There He Goes Again!
By William Shughart • Thursday May 15, 2014 8:25 AM PST •
Midterm elections are looming on the horizon and it therefore should not be surprising that President Obama is in the market for votes to stave off the loss of a Democratic majority in the U.S. Senate or gain a working Democratic majority in the U.S. House of Representatives.
An above-the-fold, front-page article in Wednesday’s Wall Street Journal (“U.S. backs off Tight Mortgage Rules” by Nick Timiraos and Deborah Solomon) reports that, “in a sharp shift from just a few years ago,” the Obama administration plans to finalize new rules for mortgage-backed securities that will loosen down-payment requirements for homebuyers. Mel Watt, installed recently as head of the Federal Housing Finance Agency, which oversees Fannie Mae and Freddie Mac, said that those two zombies “should direct their focus toward making more credit available to homeowners.”
Allowing homebuyers and people refinancing existing mortgages to make down payments of 10 percent rather than 20 percent of a property’s market value supposedly will jumpstart the weak national housing market, “a factor holding back the economic recovery”, according to Treasury Secretary Jacob Lew and Janet Yellen, Chairwoman of the Federal Reserve System.

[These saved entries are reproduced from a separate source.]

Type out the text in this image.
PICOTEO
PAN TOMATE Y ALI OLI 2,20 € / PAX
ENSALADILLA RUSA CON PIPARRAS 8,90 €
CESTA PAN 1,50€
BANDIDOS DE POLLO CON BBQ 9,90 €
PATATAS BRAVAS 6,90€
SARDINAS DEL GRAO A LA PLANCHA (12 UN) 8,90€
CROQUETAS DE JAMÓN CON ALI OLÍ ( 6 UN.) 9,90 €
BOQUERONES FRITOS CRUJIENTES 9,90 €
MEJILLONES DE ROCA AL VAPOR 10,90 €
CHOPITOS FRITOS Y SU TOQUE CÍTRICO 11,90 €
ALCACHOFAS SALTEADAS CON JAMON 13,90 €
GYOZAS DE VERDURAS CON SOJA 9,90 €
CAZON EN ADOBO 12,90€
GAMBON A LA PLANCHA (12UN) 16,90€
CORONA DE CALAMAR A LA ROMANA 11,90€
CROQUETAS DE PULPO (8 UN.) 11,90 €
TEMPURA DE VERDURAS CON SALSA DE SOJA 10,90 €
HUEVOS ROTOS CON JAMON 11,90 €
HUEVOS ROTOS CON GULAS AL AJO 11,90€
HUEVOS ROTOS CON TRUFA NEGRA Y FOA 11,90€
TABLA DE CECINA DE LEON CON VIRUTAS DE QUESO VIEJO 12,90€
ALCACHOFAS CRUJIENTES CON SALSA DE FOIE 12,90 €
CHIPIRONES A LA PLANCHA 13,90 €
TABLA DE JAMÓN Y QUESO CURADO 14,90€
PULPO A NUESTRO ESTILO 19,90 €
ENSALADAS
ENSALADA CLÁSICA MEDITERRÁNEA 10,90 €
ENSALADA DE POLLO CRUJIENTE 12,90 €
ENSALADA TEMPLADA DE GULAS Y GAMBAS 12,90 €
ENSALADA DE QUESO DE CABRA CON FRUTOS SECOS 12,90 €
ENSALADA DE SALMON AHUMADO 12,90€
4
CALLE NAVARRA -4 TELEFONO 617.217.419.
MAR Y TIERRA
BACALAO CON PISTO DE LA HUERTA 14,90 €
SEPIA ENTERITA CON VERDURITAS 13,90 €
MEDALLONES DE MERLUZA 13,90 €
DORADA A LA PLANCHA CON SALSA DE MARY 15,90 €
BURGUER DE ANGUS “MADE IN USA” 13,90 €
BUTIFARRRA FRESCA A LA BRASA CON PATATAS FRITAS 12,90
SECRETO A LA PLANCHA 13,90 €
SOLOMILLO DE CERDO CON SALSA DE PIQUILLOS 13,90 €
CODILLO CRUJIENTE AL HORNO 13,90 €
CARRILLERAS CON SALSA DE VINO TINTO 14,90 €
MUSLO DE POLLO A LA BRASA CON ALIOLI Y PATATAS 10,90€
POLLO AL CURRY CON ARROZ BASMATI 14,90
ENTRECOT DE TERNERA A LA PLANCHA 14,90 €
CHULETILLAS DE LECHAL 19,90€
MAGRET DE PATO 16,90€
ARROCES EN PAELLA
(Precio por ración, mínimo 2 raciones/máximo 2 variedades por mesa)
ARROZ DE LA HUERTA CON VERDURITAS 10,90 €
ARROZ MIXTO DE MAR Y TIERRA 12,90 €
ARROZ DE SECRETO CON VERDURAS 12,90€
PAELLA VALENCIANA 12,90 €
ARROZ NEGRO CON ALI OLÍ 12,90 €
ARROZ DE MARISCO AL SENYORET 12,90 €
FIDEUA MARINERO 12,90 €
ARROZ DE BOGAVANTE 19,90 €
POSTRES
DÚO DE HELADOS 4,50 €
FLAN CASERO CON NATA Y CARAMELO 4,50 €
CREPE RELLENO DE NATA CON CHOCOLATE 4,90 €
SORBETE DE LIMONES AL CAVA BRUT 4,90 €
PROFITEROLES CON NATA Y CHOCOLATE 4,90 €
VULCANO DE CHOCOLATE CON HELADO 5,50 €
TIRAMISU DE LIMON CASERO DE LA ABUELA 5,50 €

This is déjà vu, all over again, as Yogi Berra once said. Isn’t encouraging banks and other mortgage lenders to relax their standards so as to promote the goal of making affordable housing available to more people how, aided and abetted by a compliant Treasury and Fed, the George W. Bush and Barack Obama White Houses got the economy into trouble in the first place?
Moreover, the Great Recession and the Great Depression before it never were problems of bank credit availability or liquidity. Both were balance-sheet problems associated with too much “investment” in housing and real estate, which suddenly was transformed into dead capital after the housing bubble burst and many homeowners found themselves “underwater”, holding mortgage debt that exceeded the market values of their homes.
Pumping more credit into the housing market threatens to start another boom-and-bust cycle. The only way to restore genuine economic prosperity is to allow housing prices to fall, thereby truly making housing affordable and at the same time restoring balance to the balance sheets of homebuyers and lenders. Fannie and Freddie should be punished for guaranteeing bad loans rather than being rewarded for willfully encouraging an artificial run up in housing prices that was unsustainable. Banks and homeowners also need to take their lumps.